Varieties of excellence
Press-centre / News,
EkoNiva Group has participated in Saratov-Agro 2021, a large agricultural forum, where its seed growing division presented the entire portfolio of crops and varieties to Volga region farmers. Valeriy Radayev, Governor of Saratov oblast, visited EkoNiva-Semena’s booth thanking it for the work and high-quality products.
‘It is essential for the locals to keep up with the trends – they want to look up to the best and be among the leaders. Therefore, the key to success is to use only top-class seed material that allows farmers to gather a rich harvest’, emphasises Valeriy Radayev.
The head of Saratov oblast took a closer look at the regionally adapted varieties – Grom winter wheat and Serpent oilseed flax of British genetics. The popularity of the latter is growing, just like its price which currently ranges from 50,000 rubles per tonne.
Varieties provided by EkoNiva are cultivated in all 38 districts of Saratov oblast, and field days have significantly increased the number of partners. Seed material supply contracts have been concluded with both regular customers and new ones. The bestseller is winter wheat constituting 30 per cent of the sown area in the region. The farmers are motivated to pick intensive varieties demonstrating high frost and winter hardiness along with good lodging and drought resistance. The winter wheat Grom, Alekseich and Scepter fully meet their needs, and the novelties EN Cepheus and EN Taygeta are also in great demand. EkoNiva’s products have showed their worth even in such a challenging season.

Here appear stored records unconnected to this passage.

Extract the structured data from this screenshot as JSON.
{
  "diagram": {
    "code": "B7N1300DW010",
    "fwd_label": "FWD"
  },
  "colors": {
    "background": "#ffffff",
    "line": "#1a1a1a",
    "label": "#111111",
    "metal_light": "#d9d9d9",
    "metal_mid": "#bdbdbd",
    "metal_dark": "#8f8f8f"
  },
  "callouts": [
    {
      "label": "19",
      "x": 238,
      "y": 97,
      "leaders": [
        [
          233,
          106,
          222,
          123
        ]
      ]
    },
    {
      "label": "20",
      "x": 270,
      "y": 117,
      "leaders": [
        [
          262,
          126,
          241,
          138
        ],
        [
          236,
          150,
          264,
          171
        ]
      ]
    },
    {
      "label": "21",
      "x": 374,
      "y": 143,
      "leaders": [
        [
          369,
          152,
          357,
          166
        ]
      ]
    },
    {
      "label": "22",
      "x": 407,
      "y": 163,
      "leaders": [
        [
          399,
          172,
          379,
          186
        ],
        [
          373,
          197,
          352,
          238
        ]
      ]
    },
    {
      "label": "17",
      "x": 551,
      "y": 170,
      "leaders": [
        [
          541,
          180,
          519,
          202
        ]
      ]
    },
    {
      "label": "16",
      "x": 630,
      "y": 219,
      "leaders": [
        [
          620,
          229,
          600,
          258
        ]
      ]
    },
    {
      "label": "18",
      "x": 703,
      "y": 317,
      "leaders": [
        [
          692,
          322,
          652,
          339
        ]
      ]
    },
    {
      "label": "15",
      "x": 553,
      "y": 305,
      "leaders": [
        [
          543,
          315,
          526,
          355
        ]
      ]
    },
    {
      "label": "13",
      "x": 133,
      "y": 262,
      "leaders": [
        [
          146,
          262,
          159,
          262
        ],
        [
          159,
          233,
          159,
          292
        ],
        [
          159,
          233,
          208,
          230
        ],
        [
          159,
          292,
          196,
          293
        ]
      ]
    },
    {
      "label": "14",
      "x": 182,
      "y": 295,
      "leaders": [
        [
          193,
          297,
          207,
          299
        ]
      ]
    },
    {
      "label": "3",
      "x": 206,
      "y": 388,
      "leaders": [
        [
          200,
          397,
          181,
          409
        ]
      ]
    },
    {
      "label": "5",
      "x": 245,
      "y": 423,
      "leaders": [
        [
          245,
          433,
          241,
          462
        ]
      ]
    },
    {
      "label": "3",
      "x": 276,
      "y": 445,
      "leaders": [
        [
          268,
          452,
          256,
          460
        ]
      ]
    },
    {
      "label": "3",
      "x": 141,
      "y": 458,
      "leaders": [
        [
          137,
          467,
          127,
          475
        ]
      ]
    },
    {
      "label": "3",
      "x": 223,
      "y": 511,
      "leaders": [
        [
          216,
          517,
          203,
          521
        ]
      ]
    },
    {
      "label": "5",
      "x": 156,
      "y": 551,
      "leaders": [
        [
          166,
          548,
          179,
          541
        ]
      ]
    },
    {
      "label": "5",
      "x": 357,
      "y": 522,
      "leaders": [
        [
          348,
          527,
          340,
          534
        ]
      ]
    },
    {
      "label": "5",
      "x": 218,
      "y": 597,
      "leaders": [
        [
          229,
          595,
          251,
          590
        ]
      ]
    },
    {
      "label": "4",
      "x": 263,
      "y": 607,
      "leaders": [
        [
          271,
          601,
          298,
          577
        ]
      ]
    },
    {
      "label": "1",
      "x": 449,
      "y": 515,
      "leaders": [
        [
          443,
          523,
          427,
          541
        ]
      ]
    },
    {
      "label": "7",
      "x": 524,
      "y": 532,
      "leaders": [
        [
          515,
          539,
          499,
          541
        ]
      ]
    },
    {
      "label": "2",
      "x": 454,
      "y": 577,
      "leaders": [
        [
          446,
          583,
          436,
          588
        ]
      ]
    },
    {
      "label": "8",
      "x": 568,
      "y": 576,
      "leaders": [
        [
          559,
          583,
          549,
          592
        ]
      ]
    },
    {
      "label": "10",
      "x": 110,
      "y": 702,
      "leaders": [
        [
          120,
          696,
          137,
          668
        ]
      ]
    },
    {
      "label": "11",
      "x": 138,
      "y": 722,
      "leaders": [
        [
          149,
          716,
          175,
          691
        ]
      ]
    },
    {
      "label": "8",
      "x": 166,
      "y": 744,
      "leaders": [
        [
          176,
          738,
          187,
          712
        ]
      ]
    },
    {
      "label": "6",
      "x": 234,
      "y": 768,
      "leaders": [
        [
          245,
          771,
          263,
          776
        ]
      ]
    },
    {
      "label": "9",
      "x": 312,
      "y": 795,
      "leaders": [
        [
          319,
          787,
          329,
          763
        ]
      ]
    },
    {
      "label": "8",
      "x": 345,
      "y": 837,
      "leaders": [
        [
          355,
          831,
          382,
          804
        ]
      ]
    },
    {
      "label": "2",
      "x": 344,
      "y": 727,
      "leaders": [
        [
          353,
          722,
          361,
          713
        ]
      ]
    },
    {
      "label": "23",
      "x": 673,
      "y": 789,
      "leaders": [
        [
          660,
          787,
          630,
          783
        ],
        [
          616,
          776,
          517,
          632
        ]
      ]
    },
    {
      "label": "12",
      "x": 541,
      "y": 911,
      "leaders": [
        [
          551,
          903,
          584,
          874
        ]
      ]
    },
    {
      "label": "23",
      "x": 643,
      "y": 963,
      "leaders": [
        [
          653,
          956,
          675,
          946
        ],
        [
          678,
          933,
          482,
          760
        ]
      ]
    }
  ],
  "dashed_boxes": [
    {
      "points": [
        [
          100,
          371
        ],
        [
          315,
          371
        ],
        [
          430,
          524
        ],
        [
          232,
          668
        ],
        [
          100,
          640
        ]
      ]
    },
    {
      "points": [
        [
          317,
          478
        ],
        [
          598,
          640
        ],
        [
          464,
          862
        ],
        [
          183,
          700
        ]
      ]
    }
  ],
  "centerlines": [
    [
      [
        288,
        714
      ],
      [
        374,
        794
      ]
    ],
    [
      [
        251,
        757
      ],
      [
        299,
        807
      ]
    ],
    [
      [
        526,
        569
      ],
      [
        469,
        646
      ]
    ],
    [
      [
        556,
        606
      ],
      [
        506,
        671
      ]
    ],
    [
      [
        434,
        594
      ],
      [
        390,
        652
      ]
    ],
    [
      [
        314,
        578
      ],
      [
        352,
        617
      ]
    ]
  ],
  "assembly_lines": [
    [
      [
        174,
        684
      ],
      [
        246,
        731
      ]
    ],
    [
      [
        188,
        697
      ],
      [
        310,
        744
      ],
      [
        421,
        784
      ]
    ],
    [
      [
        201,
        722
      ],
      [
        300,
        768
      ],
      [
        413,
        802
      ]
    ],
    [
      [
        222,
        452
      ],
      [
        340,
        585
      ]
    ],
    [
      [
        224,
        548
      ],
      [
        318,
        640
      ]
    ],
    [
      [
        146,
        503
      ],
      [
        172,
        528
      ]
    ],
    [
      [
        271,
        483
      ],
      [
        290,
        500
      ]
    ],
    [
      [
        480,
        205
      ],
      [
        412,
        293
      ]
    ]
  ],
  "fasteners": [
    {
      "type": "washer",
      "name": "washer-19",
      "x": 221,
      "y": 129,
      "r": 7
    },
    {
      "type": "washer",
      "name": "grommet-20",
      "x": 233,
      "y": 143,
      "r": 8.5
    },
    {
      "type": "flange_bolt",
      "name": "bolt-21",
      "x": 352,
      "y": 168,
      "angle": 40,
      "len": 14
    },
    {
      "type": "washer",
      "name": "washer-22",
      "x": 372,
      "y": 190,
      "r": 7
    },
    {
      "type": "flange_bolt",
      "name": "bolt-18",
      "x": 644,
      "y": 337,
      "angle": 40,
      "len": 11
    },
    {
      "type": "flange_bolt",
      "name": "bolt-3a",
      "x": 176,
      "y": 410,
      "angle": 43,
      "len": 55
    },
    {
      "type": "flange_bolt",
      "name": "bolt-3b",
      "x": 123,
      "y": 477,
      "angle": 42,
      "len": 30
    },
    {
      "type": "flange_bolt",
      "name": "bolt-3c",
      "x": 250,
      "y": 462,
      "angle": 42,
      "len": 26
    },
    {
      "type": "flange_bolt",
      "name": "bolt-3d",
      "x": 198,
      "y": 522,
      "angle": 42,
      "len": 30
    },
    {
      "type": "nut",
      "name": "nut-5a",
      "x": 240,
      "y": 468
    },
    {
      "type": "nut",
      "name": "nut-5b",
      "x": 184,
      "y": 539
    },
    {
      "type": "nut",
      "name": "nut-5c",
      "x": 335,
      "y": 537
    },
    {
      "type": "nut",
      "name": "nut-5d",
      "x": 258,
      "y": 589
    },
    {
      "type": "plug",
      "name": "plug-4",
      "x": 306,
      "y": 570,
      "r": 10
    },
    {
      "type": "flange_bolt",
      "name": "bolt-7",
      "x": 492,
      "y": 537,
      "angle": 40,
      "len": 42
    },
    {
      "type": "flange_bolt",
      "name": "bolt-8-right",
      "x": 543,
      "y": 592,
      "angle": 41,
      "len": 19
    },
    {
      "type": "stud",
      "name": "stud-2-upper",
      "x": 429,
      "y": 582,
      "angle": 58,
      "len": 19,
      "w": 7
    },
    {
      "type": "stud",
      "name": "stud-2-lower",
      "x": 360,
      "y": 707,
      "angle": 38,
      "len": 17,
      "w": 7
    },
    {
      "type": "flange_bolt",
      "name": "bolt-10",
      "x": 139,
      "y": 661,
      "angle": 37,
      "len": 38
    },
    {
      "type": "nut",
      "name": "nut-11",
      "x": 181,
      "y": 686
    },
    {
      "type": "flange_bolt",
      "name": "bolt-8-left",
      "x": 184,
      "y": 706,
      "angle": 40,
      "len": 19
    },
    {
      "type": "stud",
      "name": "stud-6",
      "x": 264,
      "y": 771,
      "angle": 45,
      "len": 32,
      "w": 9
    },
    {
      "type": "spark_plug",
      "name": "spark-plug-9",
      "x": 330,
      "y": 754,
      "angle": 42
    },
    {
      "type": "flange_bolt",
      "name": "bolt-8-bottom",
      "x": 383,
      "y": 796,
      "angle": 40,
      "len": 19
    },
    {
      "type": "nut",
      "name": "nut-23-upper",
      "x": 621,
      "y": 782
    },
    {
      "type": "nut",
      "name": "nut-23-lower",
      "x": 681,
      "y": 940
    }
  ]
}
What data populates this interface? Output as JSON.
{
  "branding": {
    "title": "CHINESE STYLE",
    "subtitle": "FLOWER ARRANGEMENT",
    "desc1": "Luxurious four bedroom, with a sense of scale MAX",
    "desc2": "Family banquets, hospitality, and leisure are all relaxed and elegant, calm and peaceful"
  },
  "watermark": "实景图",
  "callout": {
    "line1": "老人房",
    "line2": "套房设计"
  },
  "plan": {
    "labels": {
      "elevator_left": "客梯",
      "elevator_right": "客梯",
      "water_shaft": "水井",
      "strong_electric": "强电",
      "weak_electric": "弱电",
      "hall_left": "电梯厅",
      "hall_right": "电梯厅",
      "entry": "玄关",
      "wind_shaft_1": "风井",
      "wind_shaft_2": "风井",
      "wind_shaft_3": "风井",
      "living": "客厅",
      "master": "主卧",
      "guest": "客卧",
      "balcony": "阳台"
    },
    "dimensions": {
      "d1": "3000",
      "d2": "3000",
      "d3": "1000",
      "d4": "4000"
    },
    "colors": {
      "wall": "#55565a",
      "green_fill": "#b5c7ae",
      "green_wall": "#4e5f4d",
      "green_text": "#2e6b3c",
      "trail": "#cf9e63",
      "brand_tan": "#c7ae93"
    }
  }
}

‘This year, those operations that work on our company’s seed material have got a good crop, even despite severe drought’, notes Viktor Prostyakov, Sales Representative of EkoNiva-Semena. ‘For example, EN Cepheus winter wheat developed under the in‑house breeding programme delivered a yield of 4.4 tonnes per hectare in the fields of Roshcha farming enterprise, Bazarniy Karabulak district, which is almost three times higher than the average output in the region.’